Rinunciare a viaggiare, esplorare e nutrire l’anima di posti e culture nuove per ridurre le emissioni di CO2? O matti, non se ne parla! E quindi che si fa?
Volare è business
Prima di tutto, il trasporto aereo e volare sono un business che alimentano altri business poiché, pandemie a parte, il mondo moderno e globalizzato non può fare a meno di sviluppare relazioni commerciali aldilà dei confini nazionali.
E i voli civili? Raggiunto il record mondiale di 220 mila voli in 1 solo giorno.
Il risultato di tutto questo sarà un utile netto 2023 di circa 9,8 miliardi di dollari per le compagnie aeree.
Detto ciò, il traffico aereo è responsabile del 5% del riscaldamento globale e coinvolge circa 4 miliardi e mezzo di passeggeri. Si ipotizza che essi diventeranno 10 miliardi nel 2050, lo stesso anno in cui si punta al c.d. impatto zero.
Volare è insostenibile
Partendo da questo presupposto, si comprende la forte spinta verso la transizione ecologica del settore, basata sull’utilizzo di biocarburanti in luogo di quelli derivanti dai combustibili fossili.
I carburanti sostenibili detti Saf (Sustainable aviation fuel) includeranno i carburanti sintetici, come l’idrogeno, e quelli provenienti da residui agricoli o forestali, alghe, rifiuti organici, olio da cucina usato e da alcuni grassi animali. Sono considerati “verdi” anche i carburanti riciclati prodotti dai gas di scarico e dai rifiuti di plastica.
Stefano Ballista, a.d. di EniSustainable Mobility, ha detto che “da novembre 2022, le bioraffinerie hanno smesso di trattare l’olio di palma e utilizzano scarti e residui di origine vegetale o animale, quali gli olii usati di frittura e i grassi animali. In quantità in prospettiva crescenti, utilizzeremo nei nostri impianti anche gli olii vegetali provenienti dalle coltivazioni in terreni degradati, non idonei alla produzione alimentare e con scarso bisogno di acqua, che Eni sta sviluppando in Africa”.
Volare è innovazione
L’e-fuel generato dalla combinazione tra l’idrogeno prodotto con energie rinnovabili e l’anidride carbonica catturata dall’atmosfera rappresenta per molti il carburante alternativo per eccellenza, a condizione che si riesca ad abbattere i costi di produzione attualmente troppo elevati, ossia otto volte superiori a quelli del cherosene tradizionale.
I Saf, ad oggi prodotti in misura piuttosto contenuta, dovranno costituire il 2% del carburante utilizzato a partire dal 2025 e il 70% entro il 2050, in forza di quanto stabilito dal Parlamento Europeo alla luce del programma ReFuelEU.
E proprio a partire dal 2025, ciascun volo verrà etichettato in termini ambientali, indicando sia l’impronta ecologica di ogni passeggero che l’emissione di CO2 per chilometro.
Altro fattore di sviluppo sostenibile è il trasferimento di parte del traffico aereo su rotaia ad alta velocità, favorendo l’intermodalità e la connessione diretta fra tratte ferroviarie ed aeroporti nell’ottica di ridurre il 30% delle emissioni entro il 2030 e di traguardare la neutralità carbonica nel 2050.
A che prezzo? Esorbitante. Rafael Schvartzman, vicepresidente della Iata (International Air Transport Association), stima un costo complessivo di circa 5.000 miliardi di euro per concretizzare il net zero entro il 2050, a maggior ragione se si considera che il settore dell’aviazione non è stato inserito nel Pnrr.
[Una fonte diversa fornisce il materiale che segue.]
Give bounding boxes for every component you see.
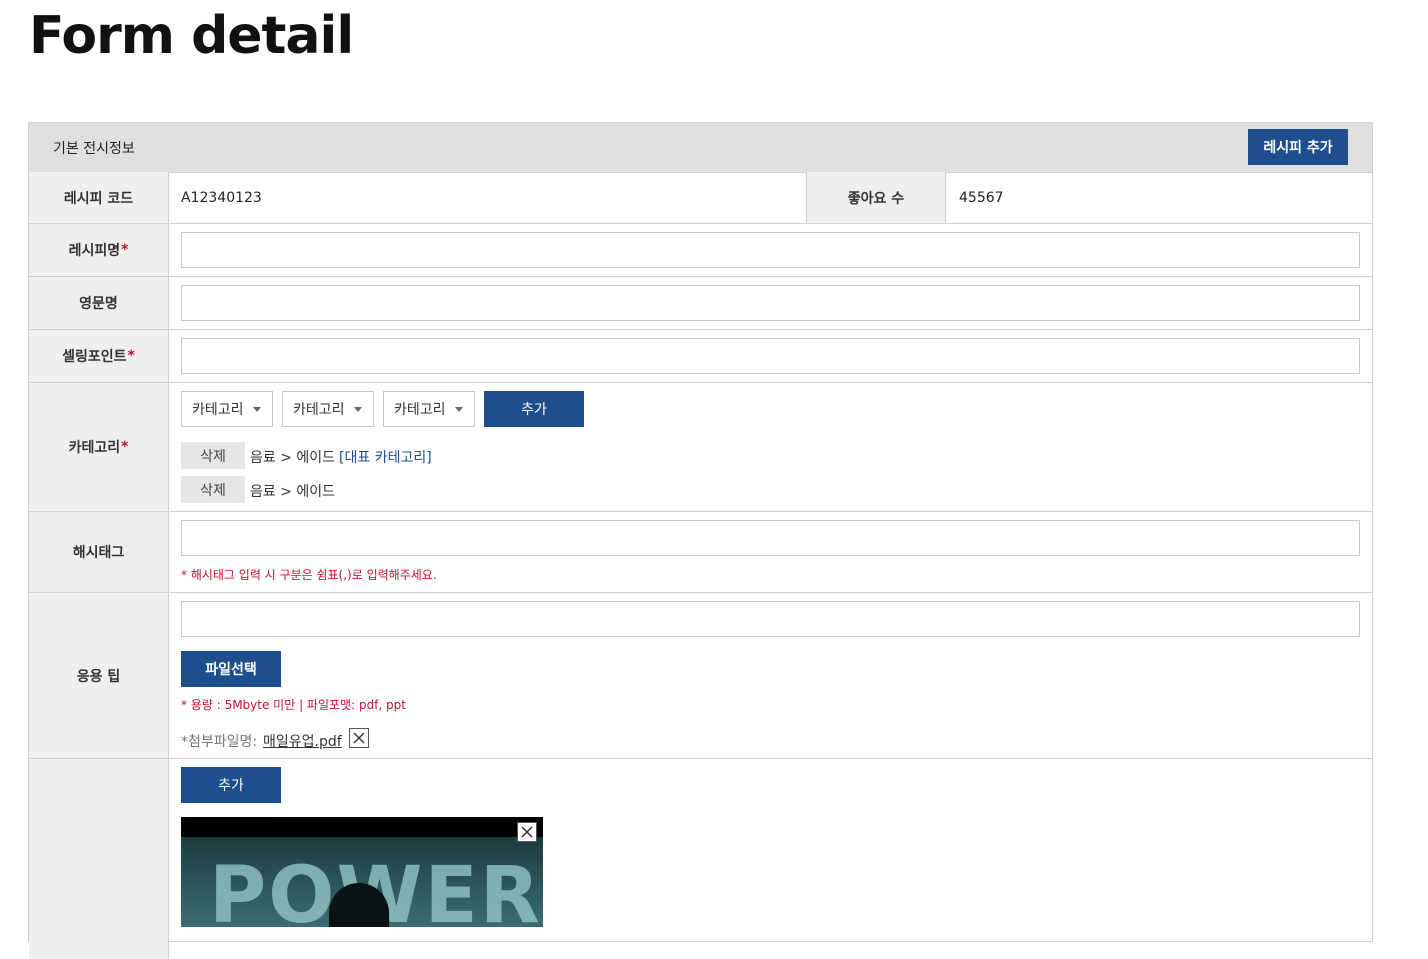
category-add-button[interactable]: 추가 bbox=[484, 391, 584, 427]
media-thumbnail: POWER bbox=[181, 817, 543, 927]
recipe-name-input[interactable] bbox=[181, 232, 1360, 268]
recipe-code-value: A12340123 bbox=[181, 190, 262, 206]
hashtag-label: 해시태그 bbox=[29, 512, 169, 592]
english-name-row: 영문명 bbox=[29, 277, 1372, 330]
category-select-1-value: 카테고리 bbox=[192, 402, 244, 418]
chevron-down-icon bbox=[455, 407, 463, 412]
likes-label: 좋아요 수 bbox=[806, 172, 946, 223]
attached-file-link[interactable]: 매일유업.pdf bbox=[263, 731, 342, 751]
form-header: 기본 전시정보 레시피 추가 bbox=[29, 123, 1372, 173]
tip-row: 응용 팁 파일선택 * 용량 : 5Mbyte 미만 | 파일포맷: pdf, … bbox=[29, 593, 1372, 759]
category-delete-button[interactable]: 삭제 bbox=[181, 476, 245, 503]
close-icon bbox=[521, 826, 533, 838]
file-note: * 용량 : 5Mbyte 미만 | 파일포맷: pdf, ppt bbox=[181, 698, 406, 712]
selling-point-label-text: 셀링포인트 bbox=[62, 349, 127, 365]
close-icon bbox=[353, 732, 365, 744]
likes-value: 45567 bbox=[959, 190, 1004, 206]
category-select-3-value: 카테고리 bbox=[394, 402, 446, 418]
category-select-1[interactable]: 카테고리 bbox=[181, 391, 273, 427]
file-select-button[interactable]: 파일선택 bbox=[181, 651, 281, 687]
category-item: 음료 > 에이드 [대표 카테고리] bbox=[250, 447, 432, 467]
remove-image-button[interactable] bbox=[517, 822, 537, 842]
recipe-name-row: 레시피명 * bbox=[29, 224, 1372, 277]
recipe-name-label: 레시피명 * bbox=[29, 224, 169, 276]
category-select-2[interactable]: 카테고리 bbox=[282, 391, 374, 427]
recipe-form: 기본 전시정보 레시피 추가 레시피 코드 A12340123 좋아요 수 45… bbox=[28, 122, 1373, 959]
page-title: Form detail bbox=[29, 6, 354, 66]
tip-label: 응용 팁 bbox=[29, 593, 169, 758]
representative-category-tag: [대표 카테고리] bbox=[339, 450, 432, 466]
english-name-label: 영문명 bbox=[29, 277, 169, 329]
selling-point-input[interactable] bbox=[181, 338, 1360, 374]
media-label bbox=[29, 759, 169, 959]
selling-point-row: 셀링포인트 * bbox=[29, 330, 1372, 383]
chevron-down-icon bbox=[253, 407, 261, 412]
category-delete-button[interactable]: 삭제 bbox=[181, 442, 245, 469]
media-add-button[interactable]: 추가 bbox=[181, 767, 281, 803]
add-recipe-button[interactable]: 레시피 추가 bbox=[1248, 129, 1348, 165]
recipe-code-label: 레시피 코드 bbox=[29, 172, 169, 223]
required-mark: * bbox=[121, 439, 129, 455]
thumbnail-image: POWER bbox=[181, 837, 543, 927]
category-path: 음료 > 에이드 bbox=[250, 450, 336, 466]
category-select-3[interactable]: 카테고리 bbox=[383, 391, 475, 427]
required-mark: * bbox=[121, 242, 129, 258]
category-path: 음료 > 에이드 bbox=[250, 484, 336, 500]
chevron-down-icon bbox=[354, 407, 362, 412]
category-label: 카테고리 * bbox=[29, 383, 169, 511]
tip-input[interactable] bbox=[181, 601, 1360, 637]
category-row: 카테고리 * 카테고리 카테고리 카테고리 추가 삭제 음료 > 에이드 [대표 카… bbox=[29, 383, 1372, 512]
category-label-text: 카테고리 bbox=[68, 440, 121, 456]
section-title: 기본 전시정보 bbox=[53, 141, 135, 157]
attach-label: *첨부파일명: bbox=[181, 734, 258, 750]
hashtag-note: * 해시태그 입력 시 구분은 쉼표(,)로 입력해주세요. bbox=[181, 568, 437, 582]
info-row: 레시피 코드 A12340123 좋아요 수 45567 bbox=[29, 172, 1372, 224]
hashtag-row: 해시태그 * 해시태그 입력 시 구분은 쉼표(,)로 입력해주세요. bbox=[29, 512, 1372, 593]
category-select-2-value: 카테고리 bbox=[293, 402, 345, 418]
remove-file-button[interactable] bbox=[349, 728, 369, 748]
category-item: 음료 > 에이드 bbox=[250, 481, 335, 501]
hashtag-input[interactable] bbox=[181, 520, 1360, 556]
english-name-input[interactable] bbox=[181, 285, 1360, 321]
media-row: 추가 POWER bbox=[29, 759, 1372, 959]
recipe-name-label-text: 레시피명 bbox=[68, 243, 121, 259]
selling-point-label: 셀링포인트 * bbox=[29, 330, 169, 382]
required-mark: * bbox=[127, 348, 135, 364]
Ma quale sarebbe, invece, il prezzo ambientale? Probabilmente incalcolabile. Già oggi, il trasporto aereo incide per il 2,6% sulle emissioni globali di CO2, un valore che potrebbe aumentare sensibilmente in caso di mancata attuazione delle citate strategie di innovazione.
Come si dice, niente è gratis…ma noi saremo disposti a pagare di più ogni biglietto aereo per i prossimi 30 anni?